These macros will generate the next capabilities:

  • simsimd_serial_f32_cos: for 32-bit floats.
  • simsimd_serial_f16_cos: for 16-bit halfs, accumulating 32-bit values.
  • simsimd_serial_i8_cos: for 8-bit ints, accumulating 32-bit values.

We benchmark these utilizing the Google Benchmark library:

  • floats: 1956 ns ~ 33x quicker than Python.
  • halfs: 1118 ns ~ 58x quicker than Python.
  • ints: 299 ns ~ 218x quicker than Python.

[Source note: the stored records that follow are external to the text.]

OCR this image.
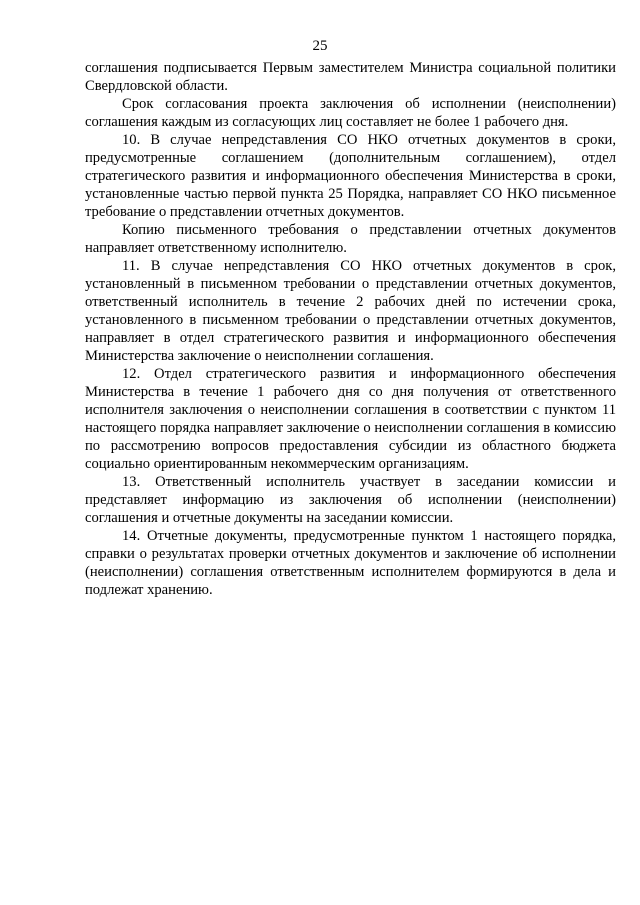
25

соглашения подписывается Первым заместителем Министра социальной политики Свердловской области.

Срок согласования проекта заключения об исполнении (неисполнении) соглашения каждым из согласующих лиц составляет не более 1 рабочего дня.

10. В случае непредставления СО НКО отчетных документов в сроки, предусмотренные соглашением (дополнительным соглашением), отдел стратегического развития и информационного обеспечения Министерства в сроки, установленные частью первой пункта 25 Порядка, направляет СО НКО письменное требование о представлении отчетных документов.

Копию письменного требования о представлении отчетных документов направляет ответственному исполнителю.

11. В случае непредставления СО НКО отчетных документов в срок, установленный в письменном требовании о представлении отчетных документов, ответственный исполнитель в течение 2 рабочих дней по истечении срока, установленного в письменном требовании о представлении отчетных документов, направляет в отдел стратегического развития и информационного обеспечения Министерства заключение о неисполнении соглашения.

12. Отдел стратегического развития и информационного обеспечения Министерства в течение 1 рабочего дня со дня получения от ответственного исполнителя заключения о неисполнении соглашения в соответствии с пунктом 11 настоящего порядка направляет заключение о неисполнении соглашения в комиссию по рассмотрению вопросов предоставления субсидии из областного бюджета социально ориентированным некоммерческим организациям.

13. Ответственный исполнитель участвует в заседании комиссии и представляет информацию из заключения об исполнении (неисполнении) соглашения и отчетные документы на заседании комиссии.

14. Отчетные документы, предусмотренные пунктом 1 настоящего порядка, справки о результатах проверки отчетных документов и заключение об исполнении (неисполнении) соглашения ответственным исполнителем формируются в дела и подлежат хранению.
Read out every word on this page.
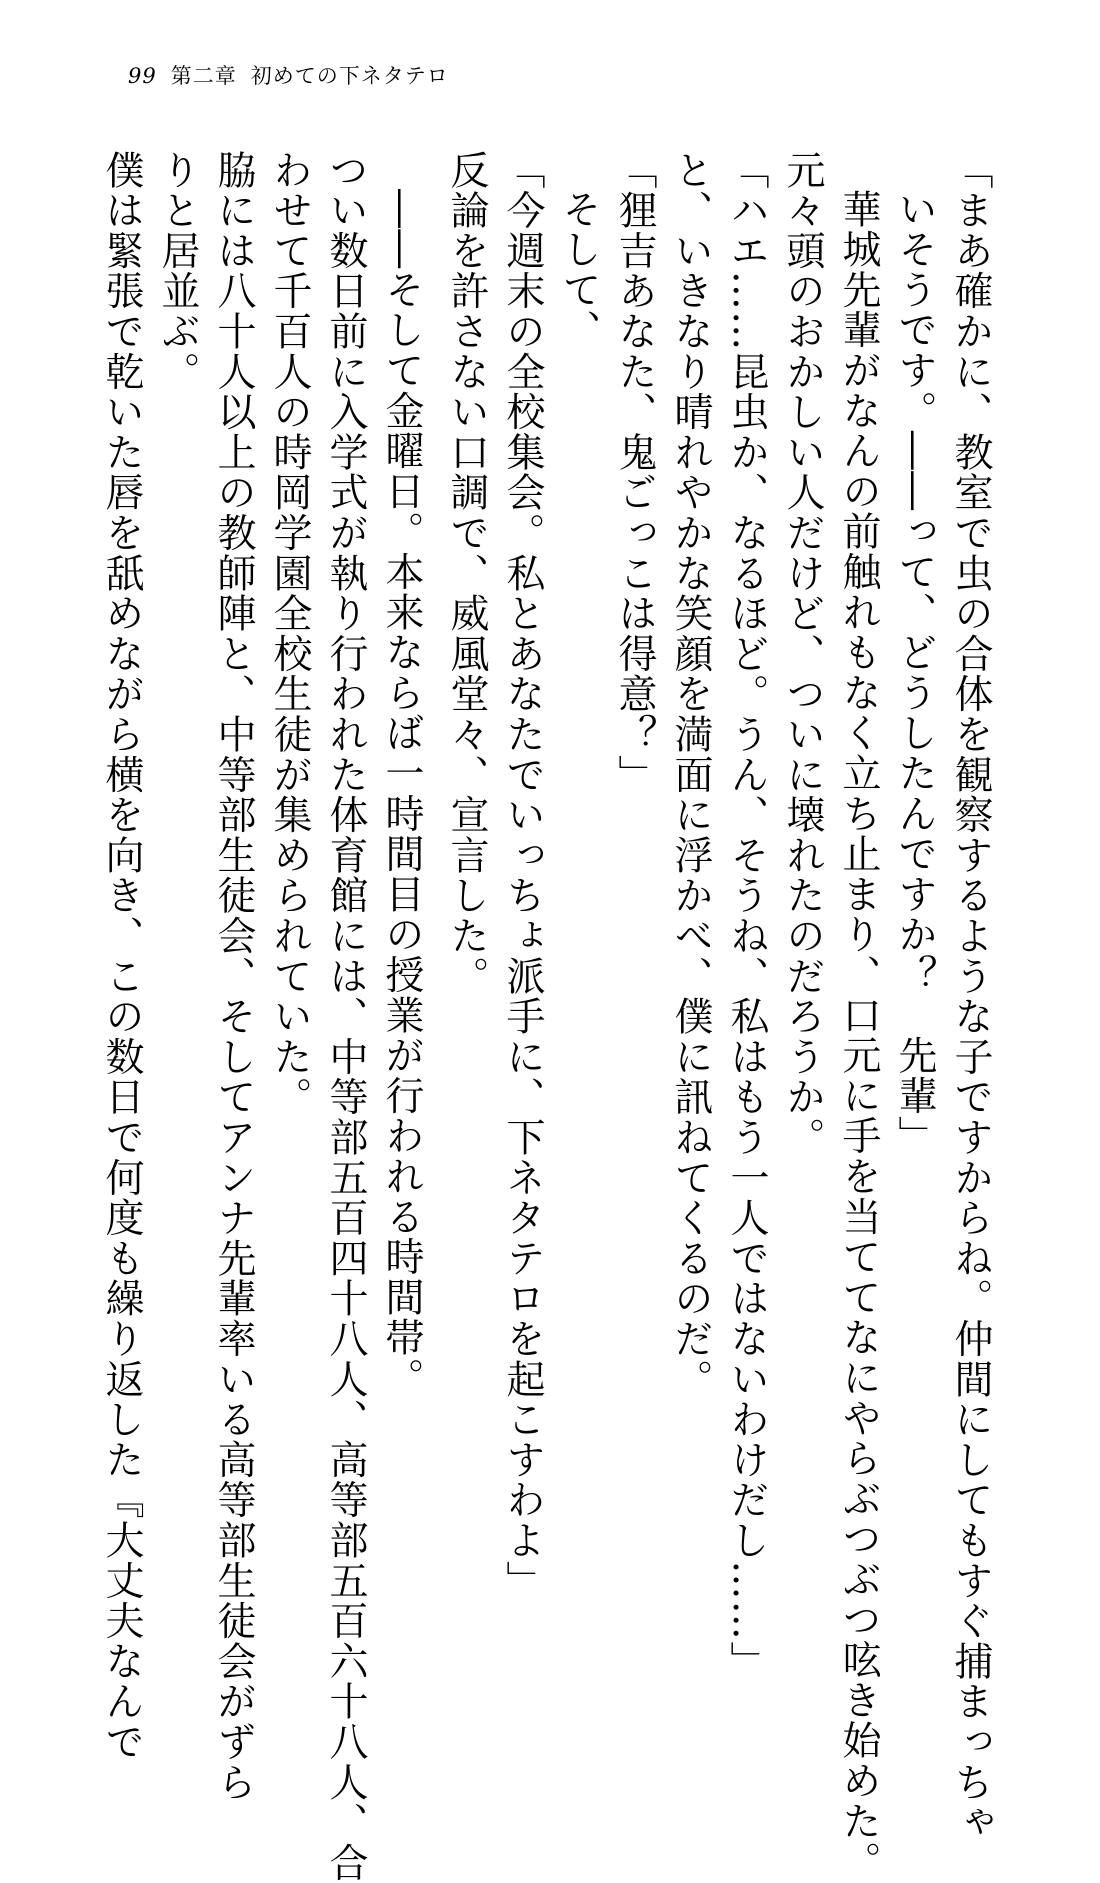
99 第二章 初めての下ネタテロ
「まあ確かに、教室で虫の合体を観察するような子ですからね。仲間にしてもすぐ捕まっちゃ
いそうです。――って、どうしたんですか？　先輩」
華城先輩がなんの前触れもなく立ち止まり、口元に手を当ててなにやらぶつぶつ呟き始めた。
元々頭のおかしい人だけど、ついに壊れたのだろうか。
「ハエ……昆虫か、なるほど。うん、そうね、私はもう一人ではないわけだし……」
と、いきなり晴れやかな笑顔を満面に浮かべ、僕に訊ねてくるのだ。
「狸吉あなた、鬼ごっこは得意？」
そして、
「今週末の全校集会。私とあなたでいっちょ派手に、下ネタテロを起こすわよ」
反論を許さない口調で、威風堂々、宣言した。
――そして金曜日。本来ならば一時間目の授業が行われる時間帯。
つい数日前に入学式が執り行われた体育館には、中等部五百四十八人、高等部五百六十八人、合
わせて千百人の時岡学園全校生徒が集められていた。
脇には八十人以上の教師陣と、中等部生徒会、そしてアンナ先輩率いる高等部生徒会がずら
りと居並ぶ。
僕は緊張で乾いた唇を舐めながら横を向き、この数日で何度も繰り返した『大丈夫なんで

That’s an awesome outcome, however this code depends on the compiler to carry out heavy lifting and produce environment friendly Meeting. As we all know, generally even the latest compilers, like GCC 12, can be 119x slower than hand-written Assembly. Even on the best data-parallel duties, like computing the Jensen Shannon divergence of two discrete chance distributions.

Meeting

Meeting is the lowest-level programming language, and it’s the closest to the {hardware}. Additionally it is essentially the most troublesome to write down and keep, as it isn’t moveable, and it is extremely straightforward to make errors. However it’s also essentially the most rewarding, because it permits us to write down essentially the most environment friendly code and to make use of essentially the most superior {hardware} options, like AVX-512. AVX-512, in flip, shouldn’t be a monolith. It’s a really complicated instruction set with the next subsets:

  • AVX-512F: 512-bit SIMD directions.
  • AVX-512DQ: double-precision floating-point directions.
  • AVX-512BW: byte and phrase directions.
  • AVX-512VL: vector size extensions.
  • AVX-512CD: battle detection directions.
  • AVX-512ER: exponential and reciprocal directions.
  • AVX-512PF: prefetch directions.
  • AVX-512VBMI: vector byte manipulation directions.
  • AVX-512IFMA: integer fused multiply-add directions.
  • AVX-512VBMI2: vector byte manipulation directions 2.
  • AVX-512VNNI: vector neural community directions.
  • AVX-512BITALG: bit algorithms directions.
  • AVX-512VPOPCNTDQ: vector inhabitants depend directions.
  • AVX-5124VNNIW: vector neural community directions phrase variable precision.
  • AVX-5124FMAPS: fused multiply-add directions single precision.
  • AVX-512VP2INTERSECT: vector pairwise intersect directions.
  • AVX-512BF16: bfloat16 directions.
  • AVX-512FP16: half-precision floating-point directions.

Fortunately, we gained’t want all of them at the moment. If you’re curious, you may learn extra about them within the Intel 64 and IA-32 Architectures Software Developer’s Manual… however be prepared, it’s a really lengthy learn.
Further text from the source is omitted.